Besides, Unilever, Beenext, and Lenovo Capital also put their bets on MilkBasket in the segment. Analyst and experts see the micro-delivery platform as an answer to missing ‘loyalty factor’ in overall online grocery space. However, Grofers CEO Albinder Dhindsa doesn’t agree with the sentiment.

“Acquiring customers through milk subscription isn’t challenging but covering logistics charge is extremely difficult,” says Dhindsa. For uninitiated, Grofers had launched ‘Morning Store’ in November 2016 wherein it used to deliver milk, eggs and other daily essentials with a free newspaper in Bengaluru and Gurugram.

Within two-three months of experiment, Grofers had pulled the plug on Morning Store. But, why? Albinder answers, “We didn’t see merit in doing it and realised that the model was unviable. The average transaction size was below Rs 80.”

Grofers was going through a painful pivot in the second half of 2016 and in the process it also explored chances of building micro-delivery vertical. “By February our core business picked-up and by then we were sure that such model isn’t complementing our vision. So, we killed it,” adds Dhindsa.

Also read: Exclusive: Swiggy to acquire micro-delivery startup SuprDaily soon

While there has been a murmur in the ecosystem that BigBasket has gained a lead on Grofers in Delhi, Dhindsa emphasised that it has a wide lead in Delhi (NCR) over Alibaba-backed e-grocer. “We do about 18,000 and 5,000 transactions in NCR and Bengaluru respectively on a daily basis,” says Dhindsa.

Over the past eight months, private labels in food vertical have picked-up with a fast pace for the SoftBank-funded company. “About 30 per cent of our volume in staples and processed food come from our own labels,” outlines Dhindsa.

Currently, Grofers claims to process 40,000 delivers every day.

On asked whether Grofers will follow the trend of evangelising micro-delivery model at some point of time in future, Dhindsa explains, “We would never do that. Instead of swaying away with the popular trend we would continue laying greater emphasis on core business – i.e; monthly stock-up and going after mass market.”
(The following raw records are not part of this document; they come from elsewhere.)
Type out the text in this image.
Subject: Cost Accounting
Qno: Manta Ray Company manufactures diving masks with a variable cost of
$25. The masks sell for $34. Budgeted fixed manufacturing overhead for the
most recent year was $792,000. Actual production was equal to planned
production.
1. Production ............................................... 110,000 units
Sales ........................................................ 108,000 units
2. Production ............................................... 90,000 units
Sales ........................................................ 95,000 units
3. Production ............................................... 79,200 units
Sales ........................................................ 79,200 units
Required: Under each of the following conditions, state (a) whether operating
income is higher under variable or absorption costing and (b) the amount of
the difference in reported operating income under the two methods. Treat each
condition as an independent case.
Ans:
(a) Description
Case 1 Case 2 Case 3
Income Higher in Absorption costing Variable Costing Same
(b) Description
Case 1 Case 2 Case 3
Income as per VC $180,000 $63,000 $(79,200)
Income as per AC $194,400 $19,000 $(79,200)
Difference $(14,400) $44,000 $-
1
Since building a loyal consumer-base has turned out to be difficult, matching unit economics in a pure-play grocery delivery model is tough. On the contrary, micro-delivery platforms promise to have a loyalty factor through milk and other daily essentials requirement which could be used in cross-selling.

But, will micro-delivery platforms get success in cross-selling other products and services with a basic premise of milk delivery? Only time will tell.